Logés chez leur fils depuis le 6 novembre, Nadine et Guy Senlecque viennent constater les dégâts, un peu abattus. L'épouse était retournée voir leur maison inondée une seule fois, mais elle a "eu trop mal au cœur". Le mari, lui, y retournait tous les jours pour vider les ventilateurs sécheurs et les déshumidificateurs, dont il coulait parfois quarante litres d'eau. "L'entreprise mandatée par l'assurance nous a appelés ce matin pour nous dire de les mettre à l'abri, car ça doit coûter une fortune, explique Guy Senlecque. Mais je les avais déjà montés au grenier."
"On recommence à zéro. Et qui nous dit que dans un an, ce ne sera pas encore pareil ?"

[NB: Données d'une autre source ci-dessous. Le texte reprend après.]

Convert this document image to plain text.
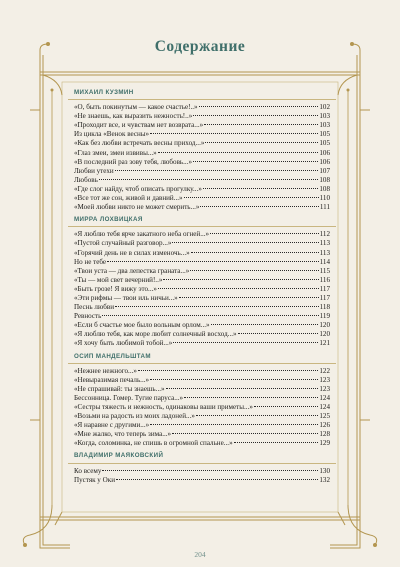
Содержание
МИХАИЛ КУЗМИН
«О, быть покинутым — какое счастье!..»	102
«Не знаешь, как выразить нежность!..»	103
«Проходит все, и чувствам нет возврата...»	103
Из цикла «Венок весны»	105
«Как без любви встречать весны приход...»	105
«Глаз змеи, змеи извивы...»	106
«В последний раз зову тебя, любовь...»	106
Любви утехи	107
Любовь	108
«Где слог найду, чтоб описать прогулку...»	108
«Все тот же сон, живой и давний...»	110
«Моей любви никто не может смерить...»	111
МИРРА ЛОХВИЦКАЯ
«Я люблю тебя ярче закатного неба огней...»	112
«Пустой случайный разговор...»	113
«Горячий день не в силах изменочь...»	113
Но не тебе	114
«Твои уста — два лепестка граната...»	115
«Ты — мой свет вечерний!..»	116
«Быть грозе! Я вижу это...»	117
«Эти рифмы — твои иль ничьи...»	117
Песнь любви	118
Ревность	119
«Если б счастье мое было вольным орлом...»	120
«Я люблю тебя, как море любит солнечный восход...»	120
«Я хочу быть любимой тобой...»	121
ОСИП МАНДЕЛЬШТАМ
«Нежнее нежного...»	122
«Невыразимая печаль...»	123
«Не спрашивай: ты знаешь...»	123
Бессонница. Гомер. Тугие паруса...»	124
«Сестры тяжесть и нежность, одинаковы ваши приметы...»	124
«Возьми на радость из моих ладоней...»	125
«Я наравне с другими...»	126
«Мне жалко, что теперь зима...»	128
«Когда, соломинка, не спишь в огромной спальне...»	129
ВЛАДИМИР МАЯКОВСКИЙ
Ко всему	130
Пустяк у Оки	132
204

Guy Senlecque, habitant de Bourthesà franceinfo
Cela faisait déjà plusieurs jours que les habitants voyaient la situation se dégrader. "Un agriculteur des Trois-Marquets m'appelle régulièrement pour me donner le niveau des bassins de rétention", explique la maire. Dimanche, elle avait fait mettre en hauteur les assécheurs installés de la salle communale. "Je suis allée voir la rue de l'Eglise à 20h30, puis à 23h30... L'eau était encore stagnante. Et puis j'ai mis le réveil toutes les deux heures." Mais lundi, tout s'est accéléré.
Parmi eux, Michel et Véronique Pruvot. Ils sont arrivés chaussés de bottes à la mairie. Alors que sa femme s'efforce de rester optimiste, Michel Pruvot s'interrompt au bout de quelques mots, visiblement marqué par cette nouvelle épreuve. "C'est lassant, c'est répétitif. Et dans les années à venir, ça risque de se reproduire. Ce n'est pas vivable." Depuis des semaines, la moindre averse lui faisait craindre une nouvelle crue. "On ne dort plus. J'ai acheté des boules Quies pour ne plus entendre les gouttes de pluie tomber sur le Velux."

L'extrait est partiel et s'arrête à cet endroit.